Last year, the Yankees won 94 games and went to the World Series.
The starting 9 position players combined for 29.4 WAR.
The following are the position players as the 2025 season dawns along with their best WAR, worst WAR, and average WAR over the past three seasons.
Paul Goldschmidt (1b): 7.7, 3.3, 1.3 (Avg = 4.1)
Jazz Chisholm (2b): 2.7, 2.4. 1.0 (Avg = 2.03)
Anthony Volpe (ss): (2 seasons) 3.4, 3.3 (Avg = 3.35)
Oswaldo Cabrera (3b): 1.7, 1.5, -1.5 (Avg = .56)
Jasson Dominguez (lf): Rookie
Cody Bellinger (cf): 4.8, 2.2, 1.3 (Avg = 2.76)
Aaron Judge (rf):10.8, 10.8, 4.6 (avg = 8.73)
Ben Rice (dh): Rookie
Austin Wells (c): (1 season) 2.5
***
If we take the best seasons of the veterans who have established numbers (from at least two seasons), those players would combine for 31.1 WAR.

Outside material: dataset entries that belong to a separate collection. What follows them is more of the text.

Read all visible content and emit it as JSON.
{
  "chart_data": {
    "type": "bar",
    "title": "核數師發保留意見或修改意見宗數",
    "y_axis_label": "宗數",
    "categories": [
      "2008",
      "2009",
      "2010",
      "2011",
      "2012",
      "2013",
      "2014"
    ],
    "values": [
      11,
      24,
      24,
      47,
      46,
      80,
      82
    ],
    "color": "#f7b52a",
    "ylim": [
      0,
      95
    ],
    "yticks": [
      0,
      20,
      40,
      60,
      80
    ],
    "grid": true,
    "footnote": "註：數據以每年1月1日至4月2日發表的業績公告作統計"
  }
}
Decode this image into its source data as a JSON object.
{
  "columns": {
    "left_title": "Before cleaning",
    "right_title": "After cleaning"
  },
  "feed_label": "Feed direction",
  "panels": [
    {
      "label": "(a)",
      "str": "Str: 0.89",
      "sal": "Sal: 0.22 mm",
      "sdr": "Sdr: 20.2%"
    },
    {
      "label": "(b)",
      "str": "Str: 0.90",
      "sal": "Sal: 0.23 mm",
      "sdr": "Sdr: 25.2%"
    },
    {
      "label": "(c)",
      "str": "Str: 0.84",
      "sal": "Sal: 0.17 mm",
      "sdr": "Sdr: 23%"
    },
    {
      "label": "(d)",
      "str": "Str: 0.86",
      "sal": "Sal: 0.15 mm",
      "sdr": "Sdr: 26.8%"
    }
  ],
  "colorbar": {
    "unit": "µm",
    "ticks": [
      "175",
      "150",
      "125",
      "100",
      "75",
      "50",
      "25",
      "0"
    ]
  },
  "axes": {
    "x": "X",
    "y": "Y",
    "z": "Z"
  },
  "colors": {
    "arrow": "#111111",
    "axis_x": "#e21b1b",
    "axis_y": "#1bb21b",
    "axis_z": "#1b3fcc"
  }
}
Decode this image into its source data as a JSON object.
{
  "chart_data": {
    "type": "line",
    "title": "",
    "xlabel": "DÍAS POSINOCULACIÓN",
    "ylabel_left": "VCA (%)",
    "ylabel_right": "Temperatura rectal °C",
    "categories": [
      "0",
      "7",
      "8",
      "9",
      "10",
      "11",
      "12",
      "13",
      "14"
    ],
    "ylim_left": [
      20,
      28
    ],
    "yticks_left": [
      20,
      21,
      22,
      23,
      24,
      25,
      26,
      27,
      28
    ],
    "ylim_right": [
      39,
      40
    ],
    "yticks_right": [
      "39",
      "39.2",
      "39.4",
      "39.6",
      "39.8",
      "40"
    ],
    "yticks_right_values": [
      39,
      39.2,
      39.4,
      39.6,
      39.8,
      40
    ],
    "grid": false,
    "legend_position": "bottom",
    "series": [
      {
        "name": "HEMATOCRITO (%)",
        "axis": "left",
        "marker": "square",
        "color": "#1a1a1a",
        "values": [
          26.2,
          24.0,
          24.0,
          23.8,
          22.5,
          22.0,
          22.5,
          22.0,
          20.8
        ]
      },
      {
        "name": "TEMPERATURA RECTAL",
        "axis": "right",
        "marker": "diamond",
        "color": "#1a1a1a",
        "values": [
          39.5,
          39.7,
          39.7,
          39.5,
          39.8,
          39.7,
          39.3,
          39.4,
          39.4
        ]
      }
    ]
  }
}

That would mean that the 2025 Yankees offense, minus the left fielder, catcher, and designated hitter would accumulate more WAR than all last year's position hitters.
If we take the average seasons of those same players, that would total 21.53 WAR. That would put the 2025 squad 7.87 WAR short... again without three positions. To match last year's offense (from the starting nine), Jasson Dominguez, Ben Rice, and Austin Wells would each have to average 2.62 WAR to equal last year's squad which seems highly possile.
Granted, these are very rough and very generalized stats, but they do leave a lot of room for optimism.
I did a similar, back-of-the-envelope approximation in the comments a few days ago focused only on the departed Yankees vs. their replacements. I came up about 1 WAR down from 2024 for the group, but it really depends on how well the rookies do, whether Wells takes the big leap forward I expect, whether Goldy's 2nd half is the real deal, and what Bellinger has left in the tank.